University of Hawaii linebacker Max Broman was worried that his responsibilities at working in event planning wouldn't allow him to make what would turn out to be one of the biggest events of his life.
Now, for the first time in his career with the Rainbow Warriors, the redshirt senior's work on the field is going to pay the bills.
"I came here because I wanted to be here. I wanted to play for Hawaii," Broman said. "I'm not from here, but I feel like I perpetuate what it means to be a part of this program, and I put in the work and it just means a lot to see that."
What Broman "saw" was a full scholarship, given to him by head coach Nick Rolovich while the team was treated to a guest hypnotist Saturday night.
"This is a kid who's sacrificed a lot for four or five years," Rolovich said. "I'll tell you a funny story. He works on the side, so he wanted to work Saturday, and he texted me. He said 'Coach, I'm just going to miss film and some speaker you got. I need the work to pay tuition.' I wrote back, 'You can leave this team right now if you want, Max. Training camp is not optional.'"
Broman was alarmed by Rolovich's response.
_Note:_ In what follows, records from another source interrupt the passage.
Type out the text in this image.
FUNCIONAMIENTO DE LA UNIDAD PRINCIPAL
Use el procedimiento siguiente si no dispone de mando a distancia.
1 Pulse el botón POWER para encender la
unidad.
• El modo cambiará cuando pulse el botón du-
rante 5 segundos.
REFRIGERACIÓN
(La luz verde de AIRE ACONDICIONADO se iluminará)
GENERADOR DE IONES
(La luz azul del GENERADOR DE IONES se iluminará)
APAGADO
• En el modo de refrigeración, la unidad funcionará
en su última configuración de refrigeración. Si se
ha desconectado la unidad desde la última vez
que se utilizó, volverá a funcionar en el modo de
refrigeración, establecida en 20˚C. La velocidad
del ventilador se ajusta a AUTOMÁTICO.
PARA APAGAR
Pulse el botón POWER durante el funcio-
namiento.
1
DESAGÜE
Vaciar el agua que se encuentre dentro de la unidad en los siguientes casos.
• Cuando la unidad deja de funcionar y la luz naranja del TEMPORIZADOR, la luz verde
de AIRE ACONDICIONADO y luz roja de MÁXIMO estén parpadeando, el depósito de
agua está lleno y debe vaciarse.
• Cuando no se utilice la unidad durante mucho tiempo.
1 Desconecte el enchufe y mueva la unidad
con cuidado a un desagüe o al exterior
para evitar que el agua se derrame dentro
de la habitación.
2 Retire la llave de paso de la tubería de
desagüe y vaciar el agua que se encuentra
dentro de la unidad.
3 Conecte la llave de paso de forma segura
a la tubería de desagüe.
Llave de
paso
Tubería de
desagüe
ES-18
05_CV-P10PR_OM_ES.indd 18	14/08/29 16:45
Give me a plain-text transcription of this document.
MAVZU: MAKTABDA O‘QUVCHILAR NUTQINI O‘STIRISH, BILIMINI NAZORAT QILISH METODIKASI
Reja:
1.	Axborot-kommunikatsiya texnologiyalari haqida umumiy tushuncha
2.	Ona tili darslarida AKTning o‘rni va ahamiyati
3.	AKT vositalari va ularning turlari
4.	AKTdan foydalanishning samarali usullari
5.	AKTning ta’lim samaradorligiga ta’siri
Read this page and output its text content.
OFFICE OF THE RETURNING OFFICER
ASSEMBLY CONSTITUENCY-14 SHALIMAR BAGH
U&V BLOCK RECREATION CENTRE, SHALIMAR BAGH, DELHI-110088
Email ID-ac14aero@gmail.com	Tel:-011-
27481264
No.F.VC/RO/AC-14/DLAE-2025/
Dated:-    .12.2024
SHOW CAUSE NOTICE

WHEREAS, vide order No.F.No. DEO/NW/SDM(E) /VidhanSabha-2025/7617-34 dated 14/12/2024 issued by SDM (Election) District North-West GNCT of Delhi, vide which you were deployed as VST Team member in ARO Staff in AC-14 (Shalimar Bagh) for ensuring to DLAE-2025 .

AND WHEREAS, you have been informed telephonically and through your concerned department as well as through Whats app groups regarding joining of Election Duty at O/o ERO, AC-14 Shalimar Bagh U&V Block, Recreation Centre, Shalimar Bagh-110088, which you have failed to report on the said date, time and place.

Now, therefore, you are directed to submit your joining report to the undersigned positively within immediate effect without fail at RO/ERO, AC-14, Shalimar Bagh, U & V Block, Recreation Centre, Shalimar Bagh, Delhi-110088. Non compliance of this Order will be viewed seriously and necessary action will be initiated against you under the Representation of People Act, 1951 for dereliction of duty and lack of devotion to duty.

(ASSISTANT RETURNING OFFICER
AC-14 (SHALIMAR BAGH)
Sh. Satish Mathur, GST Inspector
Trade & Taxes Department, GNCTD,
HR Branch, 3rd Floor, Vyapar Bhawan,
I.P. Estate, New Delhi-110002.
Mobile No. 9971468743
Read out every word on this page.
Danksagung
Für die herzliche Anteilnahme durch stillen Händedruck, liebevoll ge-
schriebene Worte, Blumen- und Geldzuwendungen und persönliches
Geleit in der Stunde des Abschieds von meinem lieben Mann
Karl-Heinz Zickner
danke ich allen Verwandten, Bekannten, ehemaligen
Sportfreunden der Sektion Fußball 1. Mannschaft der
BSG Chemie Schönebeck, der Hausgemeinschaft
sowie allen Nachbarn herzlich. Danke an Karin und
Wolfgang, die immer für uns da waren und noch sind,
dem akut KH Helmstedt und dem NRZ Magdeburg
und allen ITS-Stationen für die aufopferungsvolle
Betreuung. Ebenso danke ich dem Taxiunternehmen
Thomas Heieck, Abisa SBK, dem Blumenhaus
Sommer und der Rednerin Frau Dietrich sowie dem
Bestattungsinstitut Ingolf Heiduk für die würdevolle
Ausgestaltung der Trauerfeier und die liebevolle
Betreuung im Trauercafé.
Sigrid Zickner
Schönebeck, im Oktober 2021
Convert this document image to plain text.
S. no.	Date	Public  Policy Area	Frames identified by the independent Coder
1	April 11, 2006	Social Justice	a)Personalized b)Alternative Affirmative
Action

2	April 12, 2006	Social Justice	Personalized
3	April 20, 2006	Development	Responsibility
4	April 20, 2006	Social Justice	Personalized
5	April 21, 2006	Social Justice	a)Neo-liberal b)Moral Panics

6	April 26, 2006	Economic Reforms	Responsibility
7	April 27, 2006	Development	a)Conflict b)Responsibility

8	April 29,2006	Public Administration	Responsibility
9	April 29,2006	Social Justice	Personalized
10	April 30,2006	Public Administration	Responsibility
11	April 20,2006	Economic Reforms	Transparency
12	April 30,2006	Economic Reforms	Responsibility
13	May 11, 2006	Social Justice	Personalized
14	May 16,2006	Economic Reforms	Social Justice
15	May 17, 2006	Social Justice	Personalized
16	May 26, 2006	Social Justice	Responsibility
"It was funny because when I sent him a text, I tried to be super official and have good grammar," Broman said. "He sent it back with the same exact grammar that I used. I was kind of like, oh man. It's so Rolovich."
Broman was one of the 'Bows to be put under a spell -- a relief for Rolovich, who had put his own spin on event planning.
"We took volunteers, and thank god he volunteered, because I was going to have to do something to get him to go up there," Rolovich said with a laugh. "I'm glad he showed up, because that was his scholarship opportunity, and we had that one ready for a while. That one's been brewing good."
"I felt like an idiot. I was kind of down," Broman said, "and then when it happened, I was just shaking my head like, oh wow. And my family knew too and I didn't, so when I was telling them what happened (with the texts prior to Saturday), they were just like, 'Just keep your head up. It will be okay.' It all worked out pretty great."
When asked if he remembered his shining moment, Broman's memory still appeared to be hazy.
"It was interesting. I wasn't sure if I was hypnotized, to be honest. It was pretty surreal," he replied. "I wouldn't say I was completely out of it. I was just in a relaxed state, so it was interesting is the only thing I can describe it as."
After using a koala in Australia to grant running back Ryan Tuiasoa a scholarship a year ago, Rolovich says he has more trick plays for his 'Bows.
"No one has ever gotten a scholarship when they've been hypnotized, so I want Guinness to recognize this world record if they can," he said. "Had that one brewing for about four months. It's hard to keep secrets around here nowadays, but we've got a couple more coming up, so the boys will be surprised here pretty quickly."
"Only Rolovich," Broman said. "That's why we love him."